Calling Up Hades: the 411

Calling Up Hades: the 411 2019-08-31T19:21:46-04:00

The lure of secret knowledge destroyed Poe, warped Lovecraft, wounded Machen,and left Charles Williams less than he might have been. We might recollect the dead, pray for them, ask for their prayers, but it is never wise to seek them out.

The Bible’s King Saul looked the part of king and fought hard to maintain his nation’s liberty against the more technologically advanced Philistines. He had some success, attracted talent to his court, and then grew jealous of his superstar commander: David. He also alienated the prophet Samuel by trying to combine the roles of king, priest, and prophet. Cut off from divine knowledge, he sought the dead to discern the future. The news was not good and the next day his battle lost, his heir killed, King Saul took his own life rather than fall a prisoner.
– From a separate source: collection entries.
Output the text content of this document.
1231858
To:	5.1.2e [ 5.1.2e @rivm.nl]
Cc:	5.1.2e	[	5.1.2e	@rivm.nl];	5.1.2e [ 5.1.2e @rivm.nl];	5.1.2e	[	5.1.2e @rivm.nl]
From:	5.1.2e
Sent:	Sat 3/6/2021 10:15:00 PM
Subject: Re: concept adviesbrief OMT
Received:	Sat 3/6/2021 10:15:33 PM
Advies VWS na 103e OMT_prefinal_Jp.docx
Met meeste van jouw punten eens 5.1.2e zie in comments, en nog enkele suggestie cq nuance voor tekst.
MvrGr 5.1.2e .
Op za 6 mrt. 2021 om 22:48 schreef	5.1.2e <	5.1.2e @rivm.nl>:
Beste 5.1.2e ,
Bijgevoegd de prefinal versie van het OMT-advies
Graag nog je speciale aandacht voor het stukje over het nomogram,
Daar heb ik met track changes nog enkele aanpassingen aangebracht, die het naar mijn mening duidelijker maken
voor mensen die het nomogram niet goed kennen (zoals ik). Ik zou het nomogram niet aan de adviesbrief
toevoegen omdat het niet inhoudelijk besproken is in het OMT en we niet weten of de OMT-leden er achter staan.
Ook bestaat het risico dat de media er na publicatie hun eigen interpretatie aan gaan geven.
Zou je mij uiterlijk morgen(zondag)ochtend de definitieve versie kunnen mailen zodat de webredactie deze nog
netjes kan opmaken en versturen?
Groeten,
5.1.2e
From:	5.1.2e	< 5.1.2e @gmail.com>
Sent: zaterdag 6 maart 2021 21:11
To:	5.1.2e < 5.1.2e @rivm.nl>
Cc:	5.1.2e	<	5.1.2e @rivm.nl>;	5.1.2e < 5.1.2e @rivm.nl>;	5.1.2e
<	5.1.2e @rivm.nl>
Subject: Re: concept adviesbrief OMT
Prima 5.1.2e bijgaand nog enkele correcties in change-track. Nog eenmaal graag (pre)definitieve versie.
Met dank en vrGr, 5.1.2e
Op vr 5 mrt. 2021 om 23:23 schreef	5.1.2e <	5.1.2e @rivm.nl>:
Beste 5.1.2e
Calling up Hades rarely ends well, certainly when there is a heavenly alternative. The dead do not exist at our beck and call, having no reason to be an infernal Google of the future. This is wise enough that it is a feature of the best folklore. Wisemen don’t hasten to chat with the dearly departed.

Homer’s Odysseus is no exception. He is a man who always has found a way, but the sea god Poseidon finally drains him of all ways but one: get a plan from the dead in Hades. Odysseus finds a way, but the way planned by the dead ends badly. The dead Elpenor , hapless, witless drunk, bargains for a big funeral despite having killed himself through dispensing with the ladder in getting off a roof.

Odysseus learns the truth and the truth does not help him whatsoever. Homer is wise enough to know that even full instructions of what not to do cannot help me driven by their nature. Warn a glutton to eat less and he will still stuff himself. Warn about the future, even in no uncertain terms, and the hero will avoid evil, because he would have anyway due to his nature, while any fools around him will be destroyed.

Knowledge, the damned know, does not set a man free. Knowledge they have aplenty in Hades, but the good of the intellect, the ability to do something requires a good will. Homer shows that even in death Agamemnon remains self-centered and clueless about his own errors. Achilles is sad, because that is what Achilles does. Ajax, plodding dullard, still chewed on the loss of armor to Odysseus that would be useless to him if he had it.

A Christian agrees, but more hopefully. God is a good will and total knowledge combined with total power. Heroes imitate God, but fools can know the doom of men and still choose badly. Homer suggested what Scripture reveals: knowing the truth without being able to incarnate the truth will kill you.

The “way” given to Odysseus by the dead is useless, a repetition of what he knows with some added details of what he knows already that helps nobody. The hero chooses well, but his gods are perverse and choosing well does not help. Odysseus ends up trapped, tormented, without a way home. If you end up with no way forward but to call on the dead, then only the gods can save you ultimately. Odysseus plays out his options, talking to the dead prophet, and luckily for him his gods do help.

The philosophers, Plato especially, saved Hellenism and Rome from polytheism and atheism as the only options. He posited a good God and what Plato suggested God revealed in the person of Jesus Christ. Still, even before Christ, the Romans could hope for something better of the afterlife.

The Christian Dante imitates Roman Virgil and goes to Hades, but Homer’s hero Odysseus merely calls up the dead. The Romans and the Christians both view Hades as a place while the shades of Homer are much more insubstantial, breaths of wind that feed on blood. As Achilles says to Odysseus, any life is better than even a hero’s life in Hades: hope is a cheat in Homeric polytheism, not a virtue. There are not happy endings in early Greek mythology. Even those that become gods, the apotheosis of Heracles is the best case, only join the endless deathlessness of meaningless existence. So inappropriate was this endless deathlessness for men that Heracles has a shadow of a shade still in Hades. The man became a god, but the man’s shadow lumbers through hell. All the while, Fate, the shadowy hint of monotheism in Homer, will someday replace even these Olympians and they too will go to some exile someplace to do something. . .It is no wonder that Odysseus turns down immortality. Better a hopeless hero in a man’s Hades, than a demigod waiting for the twilight of your particular generation of deities.

No wonder some philosophers turned to atheism: better nothing that Homeric eternity. The dead in themselves know things, but they are not helpful to us. The good news is that Hope is good and not a cheat. Eternity can be endless life and that more abundantly. Ultimately we look to God, hope in God, trust in God to keep us now and at the hour of our death, and beyond.